11/12/2012

Arrêtez d'acheter ELLE magazine

« J'ai acheté le dernier ELLE, mais c'est juste pour le feuilleter dans le train », « ELLE ? Non, je suis pas une lectrice régulière, c'est juste pour avoir une connerie à lire sur la plage, là »




Ces phrases, je les ai souvent entendues. À commencer parce qu'elles sont un jour sorties de ma bouche - oui soyons honnêtes. 
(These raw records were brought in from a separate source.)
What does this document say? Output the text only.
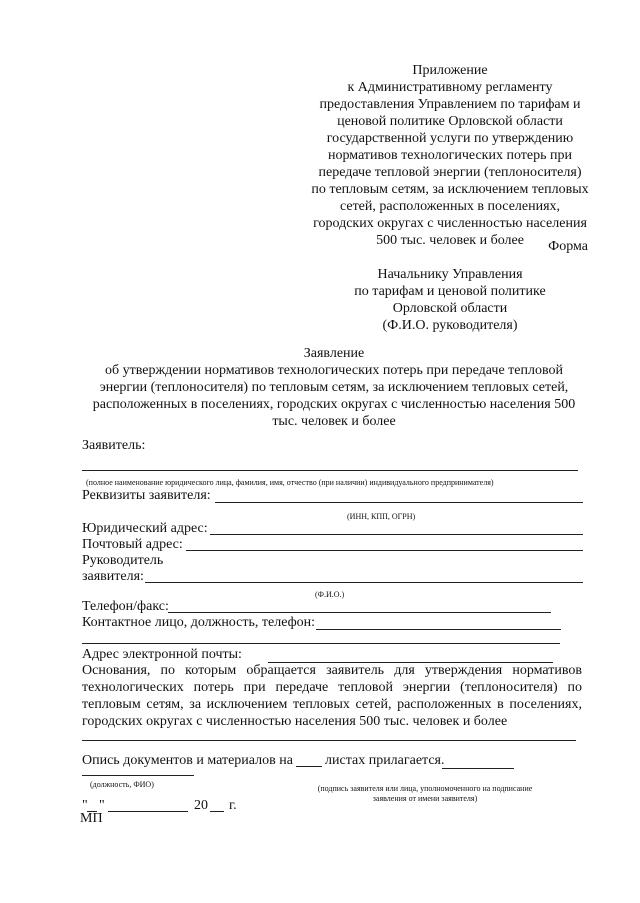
Приложение
к Административному регламенту
предоставления Управлением по тарифам и
ценовой политике Орловской области
государственной услуги по утверждению
нормативов технологических потерь при
передаче тепловой энергии (теплоносителя)
по тепловым сетям, за исключением тепловых
сетей, расположенных в поселениях,
городских округах с численностью населения
500 тыс. человек и более	Форма
Начальнику Управления
по тарифам и ценовой политике
Орловской области
(Ф.И.О. руководителя)
Заявление
об утверждении нормативов технологических потерь при передаче тепловой
энергии (теплоносителя) по тепловым сетям, за исключением тепловых сетей,
расположенных в поселениях, городских округах с численностью населения 500
тыс. человек и более
Заявитель:
(полное наименование юридического лица, фамилия, имя, отчество (при наличии) индивидуального предпринимателя)
Реквизиты заявителя:
(ИНН, КПП, ОГРН)
Юридический адрес:
Почтовый адрес:
Руководитель
заявителя:
(Ф.И.О.)
Телефон/факс:
Контактное лицо, должность, телефон:
Адрес электронной почты:
Основания, по которым обращается заявитель для утверждения нормативов
технологических потерь при передаче тепловой энергии (теплоносителя) по
тепловым сетям, за исключением тепловых сетей, расположенных в поселениях,
городских округах с численностью населения 500 тыс. человек и более
Опись документов и материалов на листах прилагается.
(должность, ФИО)	(подпись заявителя или лица, уполномоченного на подписание
заявления от имени заявителя)
" "	20 г.
МП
Certains soirs, il m'arrive de penser à toutes ces nanas qui ne lisent pas vraiment ELLE. Les filles : vous êtes des milliers tous les jours. Des milliers à avoir un Paris-Lyon dans la matinée, un rendez-vous chez le dentiste, un baby-sitting qui s'annonce chiant à mourir, un café à prendre avant de rejoindre des potes, une journée fatigante et la fulgurante envie de « lire un truc pas cérébral ».

Vous êtes des milliers comme il y a des milliers d'excuses, des milliers de raisons de « passer au Relay et acheter une merde ». Je comprends. Mais j'ai une meilleure idée : gardez vos 2 euros ou achetez vous un Mars. 

Il y a 2 ou 3 ans, j'ai décidé de ne plus faire partie de ces milliers de lectrices pas vraiment lectrices. Est-ce que cette décision a quelque chose à voir avec ce jour où j'ai été reçue en entretien chez ELLE Belgique pour un stage, et qu'une simple rencontre avec les journalistes de la rédaction m'a donné un aperçu plus probant de ce que « la presse » voulait dire pour ces gens-là, à savoir « disserter de la vie des célébrités et chroniquer des produits de beauté en s'assurant de ne jamais froisser les marques émettrices » ? J'ai refusé le stage, et ce n'est pas sur cette naïve expérience de jeunesse que je vais m'attarder aujourd'hui : la presse féminine de flatterie marketing ne s'incarne pas qu'en la figure de ELLE, et il faudrait également citer Grazia, Biba et autres publicités imprimées sur papier glacé pour que le procès soit équitable.

Alix Girod de l'Ain, éditorialiste de ELLE magazine, « frivole mais pas idiote » - Pas idiote, vous avez dit ?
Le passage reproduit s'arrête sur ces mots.